Her halükarda Washington, yapay zeka yarışının artık sadece en iyi çipleri elde etmekle ilgili olmadığını, aynı zamanda bunların nasıl daha etkili kullanılacağı ve nasıl çalıştırılacağı, yapay zekaya ilişkin küresel standartların ABD'nin kontrolünde kalmasıyla ilgili olduğunu kabul ediyor. Burada, Çin'in stratejik seçenekleri ve örneğin askeri yapay zeka alanındaki verimliliğini artırmak, küresel ittifakları ve rekabeti yeniden şekillendirecek şekilde sadece müşterileri değil, müttefikleri de cezbederek cazibesini artırmak için zihinsel, finansal yeteneklerinden faydalanmaya karar verip vermeyeceği ile ilgili ABD’nin en büyük endişesi öne çıkıyor.

Şu ana kadar ülke olarak İtalya veri gizliliğiyle ilgili endişeler nedeniyle DeepSeek'i yasakladı. Amerikan eyaletleri veya kuruluşları da güvenlik ve ahlaki nedenlerle aynısını yaptı. İrlanda ve Belçika'nın da benzer soruşturmalar açması, Batı'nın bu alanda denetiminin genişleyebileceği ihtimalini ortaya koyuyor.

Dolayısıyla DeepSeek, ABD öncülüğündeki kamp ile Çin'in Rusya, İran ve bazı gelişmekte olan ülkeler gibi ülkelerle iş birliği yaparak konsolide etmeye çalıştığı diğer kamp arasındaki küresel dijital bölünmenin hızlandığını yansıtıyor.
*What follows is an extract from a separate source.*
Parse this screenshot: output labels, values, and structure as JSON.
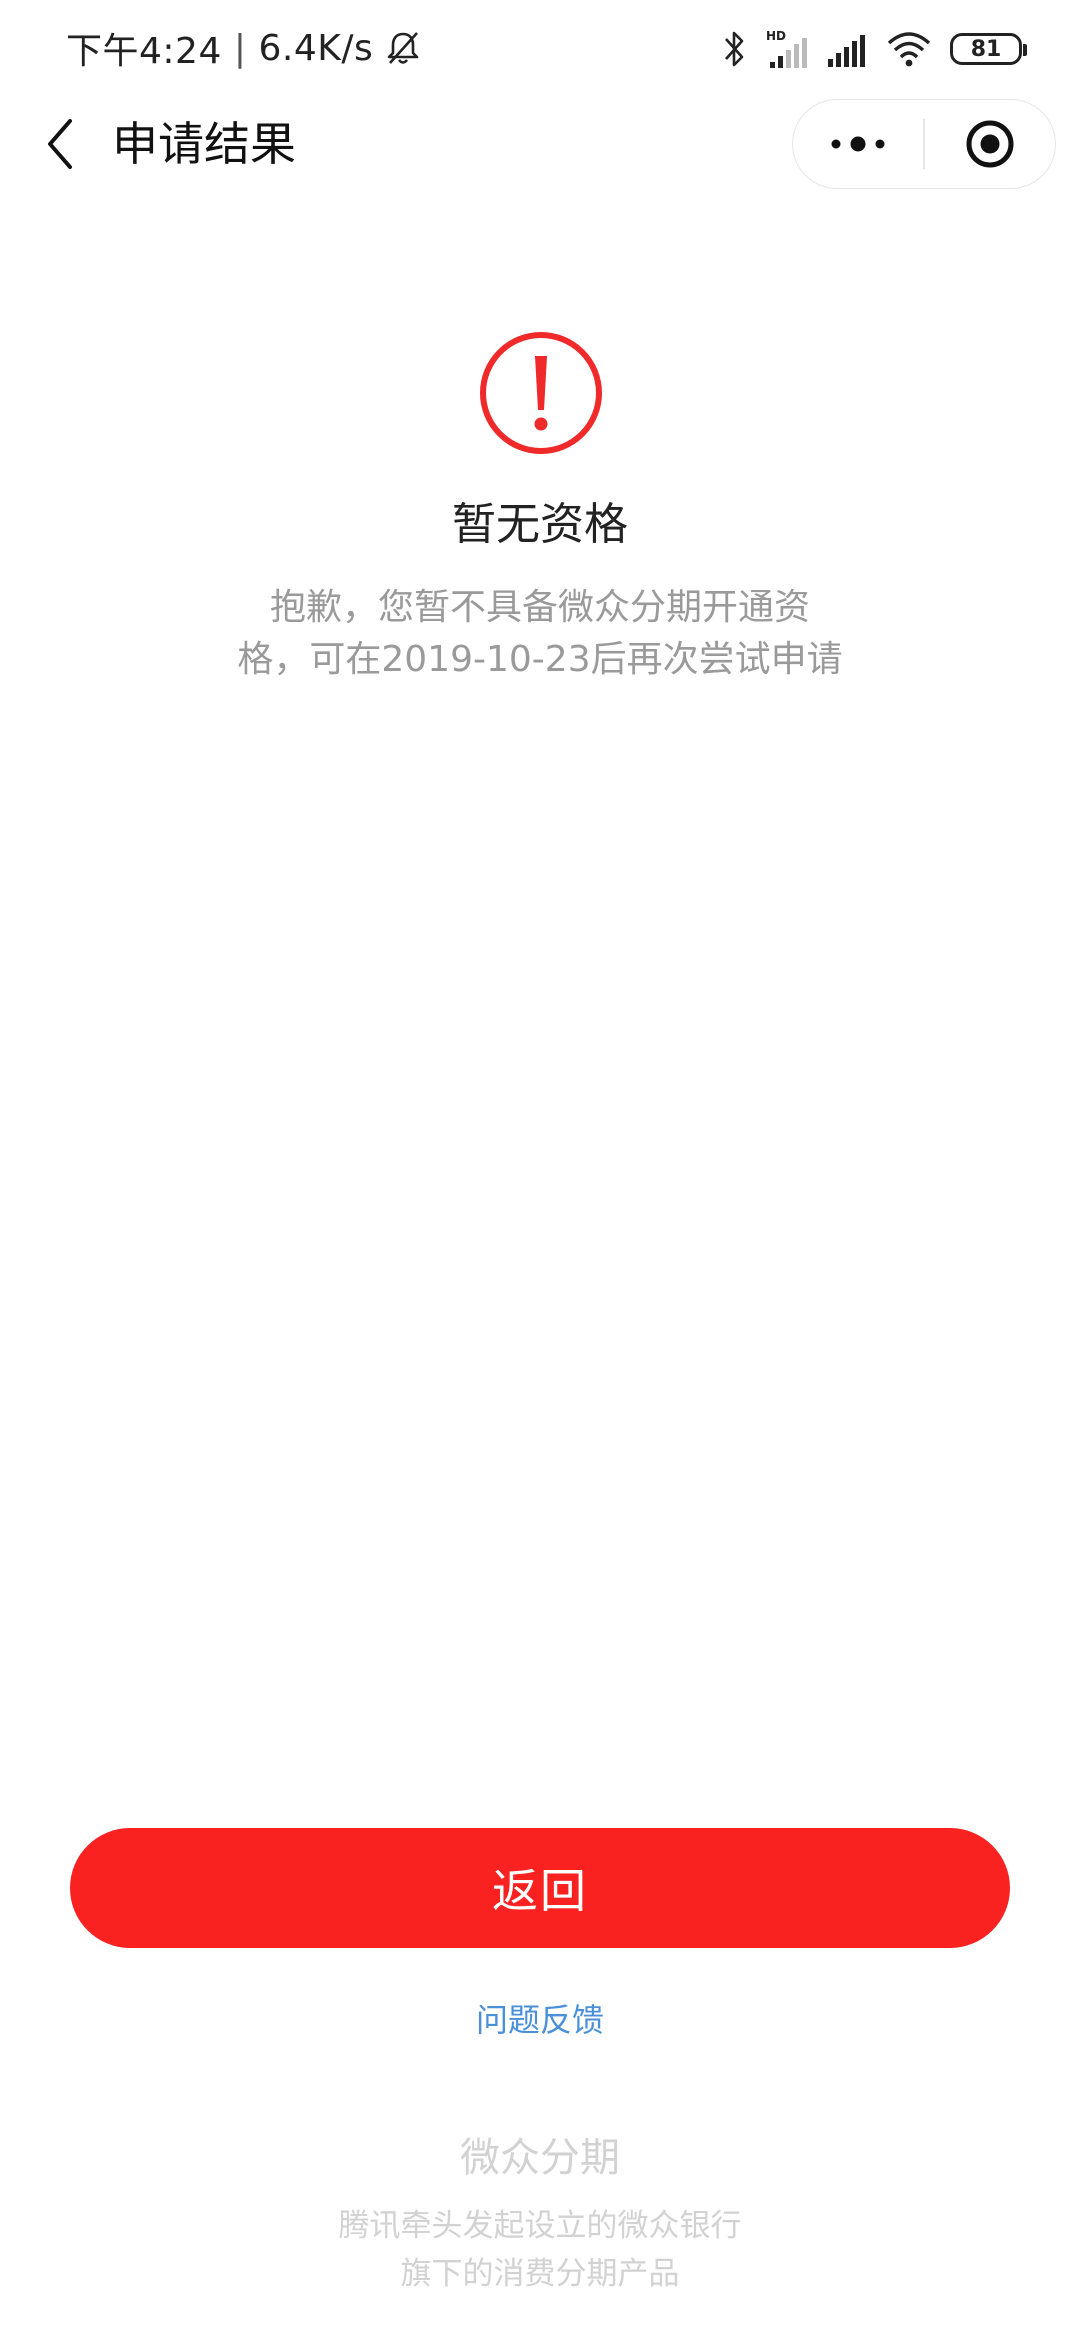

Bu modelin, Batı yaptırımlarına tabi olan veya sadece Amerikan yapay zeka modellerine güvenmekten kaçınmak isteyen ülkelere fayda sağlayacak alternatif bir yapay zeka sisteminin parçası olmasını engelleyen hiçbir şey yok. Bu da ekonomik ve teknolojik ittifaklar haritasının yeniden çizilmesinin kapısını aralıyor.

Buna ek olarak Çinli uygulama, yapay zeka ekonomisini büyük yatırımlar ve karmaşık altyapılar temelinde kuran Amerikan şirketlerinin piyasa değeri konusunda da alarm zilini çaldı. Düşük maliyetli DeepSeek modelinin ortaya çıkışı, büyük şirketlerin değerinin azalmasına ve yüksek maliyetli Amerikan yaklaşımının sürdürülebilirliğinin sorgulanmasına kapıyı araladı.

Tarihsel olarak, pek çok sektör benzer büyük dönüşümler yaşadı; daha ucuz ve aynı derecede verimli alternatifler ortaya çıktı, pazarlar yeniden şekillendi ve geleneksel şirketler zayıflatıldı. Otomotiv, telekomünikasyon ve yazılım sektörlerinde yaşanan bu durum, bu sektörlerin devlerini iş modellerini yeniden yapılandırmaya, bir kısmını da pazardan tamamen çekilmeye zorladı.

DeepSeek'in başardığı şey sadece yeni bir şirketin başarısı değil, aynı zamanda Çin'in yapay zeka alanında hızla ilerlediği, keza yapay zekanın jeopolitik rekabetin ana arenası haline gelmesiyle birlikte, kontrol politikalarının yetersizliği konusunda ABD'ye stratejik bir uyarıdır. Batı'nın bu teknoloji üzerindeki tekelini kırarak ve yeni bir dijital egemenlik modeli dayatarak, küresel yapay zeka sahnesini yeniden şekillendirmeye doğru atılmış bir adımdır.